The weekend began with a thud when Reed never made it to the lanes for the first qualifying session. “We had some wires swapped around backwards,” he said. “Without a computer, it’s kind of hard to know that until you go to start the bike, and we couldn’t get the damn thing to start. Everybody’s thrashing, and finally I just said, ‘Stop. This isn’t the end of the world. Let’s just have it right for the next one,’ and we went from there.”
Reed got on the grid with a leisurely 7.22 at 188.41 mph later Friday afternoon, improved to a 7.16/179 early Saturday, and settled into the No. 15 position with a 7.04/192 that evening. It might not have changed the final outcome, but the team definitely could have benefited from that first qualifying pass because Reed picked up considerably on Sunday, and, with his reflexes, an extra run to build from might have made the difference.
Ellis, known more for getting the last thousandth of a second out of every run than for his starting-line reflexes, wasn’t there to win.
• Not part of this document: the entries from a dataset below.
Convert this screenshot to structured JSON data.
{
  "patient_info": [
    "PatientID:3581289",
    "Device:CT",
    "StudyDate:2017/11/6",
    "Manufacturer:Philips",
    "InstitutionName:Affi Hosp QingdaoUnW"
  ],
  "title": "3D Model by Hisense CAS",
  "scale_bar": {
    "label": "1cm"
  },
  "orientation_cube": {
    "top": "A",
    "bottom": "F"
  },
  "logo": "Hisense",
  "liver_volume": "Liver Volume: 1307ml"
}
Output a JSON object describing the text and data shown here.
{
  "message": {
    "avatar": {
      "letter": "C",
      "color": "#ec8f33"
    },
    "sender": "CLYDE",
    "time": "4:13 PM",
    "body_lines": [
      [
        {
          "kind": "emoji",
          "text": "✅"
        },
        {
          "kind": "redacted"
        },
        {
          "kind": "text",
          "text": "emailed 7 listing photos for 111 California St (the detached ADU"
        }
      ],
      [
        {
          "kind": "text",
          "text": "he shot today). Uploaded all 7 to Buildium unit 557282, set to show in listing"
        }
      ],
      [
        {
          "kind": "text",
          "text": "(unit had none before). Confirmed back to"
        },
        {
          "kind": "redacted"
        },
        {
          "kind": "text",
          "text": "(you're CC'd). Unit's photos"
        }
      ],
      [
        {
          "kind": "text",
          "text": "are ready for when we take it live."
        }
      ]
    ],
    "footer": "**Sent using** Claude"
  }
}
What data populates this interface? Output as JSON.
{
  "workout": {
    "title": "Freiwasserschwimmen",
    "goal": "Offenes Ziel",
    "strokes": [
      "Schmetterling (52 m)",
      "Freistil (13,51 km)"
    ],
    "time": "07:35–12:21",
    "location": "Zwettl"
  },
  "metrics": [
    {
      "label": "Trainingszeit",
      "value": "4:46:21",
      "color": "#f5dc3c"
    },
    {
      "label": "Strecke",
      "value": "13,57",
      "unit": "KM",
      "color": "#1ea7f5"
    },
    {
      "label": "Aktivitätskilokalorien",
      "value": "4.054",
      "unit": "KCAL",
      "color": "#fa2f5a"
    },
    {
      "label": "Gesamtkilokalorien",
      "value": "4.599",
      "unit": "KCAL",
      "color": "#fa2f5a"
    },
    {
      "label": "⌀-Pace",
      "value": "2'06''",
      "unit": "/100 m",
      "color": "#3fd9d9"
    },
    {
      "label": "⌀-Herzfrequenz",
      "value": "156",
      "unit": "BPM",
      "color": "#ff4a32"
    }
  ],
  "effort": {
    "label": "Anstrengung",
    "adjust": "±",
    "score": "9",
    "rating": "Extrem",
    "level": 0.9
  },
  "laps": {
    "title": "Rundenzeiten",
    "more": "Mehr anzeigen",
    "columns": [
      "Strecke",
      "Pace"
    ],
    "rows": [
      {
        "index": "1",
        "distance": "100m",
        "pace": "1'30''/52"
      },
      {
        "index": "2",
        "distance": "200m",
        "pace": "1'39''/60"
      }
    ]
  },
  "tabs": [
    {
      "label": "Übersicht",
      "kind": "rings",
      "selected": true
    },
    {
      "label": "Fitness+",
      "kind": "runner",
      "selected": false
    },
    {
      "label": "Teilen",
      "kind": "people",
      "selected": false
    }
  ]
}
He was in Reading to block for Matt Smith Racing and to help Smith win the event, which, by advancing to the final against Smith and strolling off the line with a casual .400 light, he certainly did. Reed nailed him on the Tree in the first round, but Ellis easily drove around his season-best 6.94 with an effortless 6.76.
“It was still a good weekend,” Reed said. “The coil was arcing off the frame and robbing power, and we kept chasing it and really could have used another run, but it is what it is. At this point in my life, I’m not gonna freak out about something like that. It’ll all be all right in the long run.”